- When Ginny and I were in Denver on business for a month (the same trip during which I took her to see a stripper and to see the movie Carrie) we drove down to Las Vegas for a weekend. (No, no, separate rooms, you swine). Ginny had never been there and had never gambled. I promised to teach her to gamble at craps.
You need to know that Ginny was thrifty. She could pinch a penny until Old Abe begged for mercy.
I took her to a table somewhere where she could make two dollar bets, and taught her the basics. As chance would have it, the dice were very cold and soon she was down six or eight dollars. Now even though that was perhaps one meal on her expense report, she became very crabby over it.
"I don't like this. I don't feel good. My stomach hurts. I've got cramps."

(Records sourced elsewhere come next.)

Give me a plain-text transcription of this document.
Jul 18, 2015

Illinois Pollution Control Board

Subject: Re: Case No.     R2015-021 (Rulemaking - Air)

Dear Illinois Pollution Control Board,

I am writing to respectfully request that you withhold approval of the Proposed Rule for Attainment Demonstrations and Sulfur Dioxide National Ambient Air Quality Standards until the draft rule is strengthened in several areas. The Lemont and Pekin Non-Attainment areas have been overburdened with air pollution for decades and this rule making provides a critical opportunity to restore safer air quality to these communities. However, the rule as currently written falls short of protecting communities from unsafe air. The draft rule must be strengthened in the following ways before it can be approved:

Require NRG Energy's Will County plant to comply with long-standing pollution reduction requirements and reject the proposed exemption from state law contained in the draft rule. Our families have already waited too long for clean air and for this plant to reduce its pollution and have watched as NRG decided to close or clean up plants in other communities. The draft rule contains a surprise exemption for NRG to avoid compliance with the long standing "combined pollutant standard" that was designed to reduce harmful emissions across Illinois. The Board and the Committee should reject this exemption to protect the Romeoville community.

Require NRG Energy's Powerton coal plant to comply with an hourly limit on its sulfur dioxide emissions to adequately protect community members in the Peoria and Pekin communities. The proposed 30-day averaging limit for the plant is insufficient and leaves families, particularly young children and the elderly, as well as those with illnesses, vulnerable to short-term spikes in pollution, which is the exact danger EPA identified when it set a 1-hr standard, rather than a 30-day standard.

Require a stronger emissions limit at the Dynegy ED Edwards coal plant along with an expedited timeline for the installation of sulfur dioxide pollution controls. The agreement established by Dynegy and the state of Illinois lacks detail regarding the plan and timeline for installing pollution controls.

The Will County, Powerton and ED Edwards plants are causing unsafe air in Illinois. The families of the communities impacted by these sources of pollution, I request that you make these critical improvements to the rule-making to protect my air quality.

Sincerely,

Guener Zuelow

"OK, let's go somewhere else."
We walked to another casino, and as I guided us to another craps table she asked grumpily "Craps again?"
I told her "I'll teach you a little system. Unless we get very unlucky, you'll win a few dollars."
Please understand that there are no betting systems which will win at casino craps over the long run. There are, however betting systems with different approaches and goals, which make profits at varying paces until disaster strikes. Knowing that Ginny was never gonna let enough money slip through her fingers to qualify as a disaster, I taught her a little system that might bring in a few dollars.
Fifteen minutes later she had recouped her losses, was perhaps ten dollars ahead, and was all smiles. "Oh, I like this, Donnie. Where are we going next?"
- BTW, that was a *long* drive, and we left late one Friday afternoon. Ginny asked if she might drive the first leg (we had a rental car, courtesy of our employer) and she drove until perhaps 9:00 PM.
She made me crazy.
The details are hazy now, as this happened more than thirty years ago, but in my mind I see three or four lanes on our side of the Interstate, and virtually no traffic.
And Ginny driving at fifty miles an hour.
Unless we came up on another vehicle going even slower, in which case she would pull in behind it and go slower still, until I reached over and turned the steering wheel about five degrees to start getting her into the next lane on the left.
It was probably 8:30 or so, and pitch black in the Rockies. We were the only vehicle on either side of the Interstate. Doing fifty. This would be about a 750 mile drive and I was wondering whether we would get to Las Vegas in time for my funeral when Ginny saw headlights in her rear view mirror. Immediately she slowed down. Can you imagine?
The headlights closed rapidly, as they would have if they were being carried by a pedestrian. Soon enough Ginny said in a panic "It's a police car!"
He stayed behind us for a minute or two, then lit her up and she pulled over. A Colorado State Trooper walked up to the window and said "Good evening. Would you tell me why you're driving so slowly?"
My body jerked slightly as I fought to contain the laughter, and the trooper looked at me suspiciously.
Ginny, indignantly: "Well you made me NERVOUS, following me like that!"
Now there were two of us struggling to contain ourselves.
For the sake of the drill he asked a question or two - "Where are you going?" type questions, then smiled and said "You have a good time," and walked back to his vehicle.
He probably thinks we're still on the way to Las Vegas.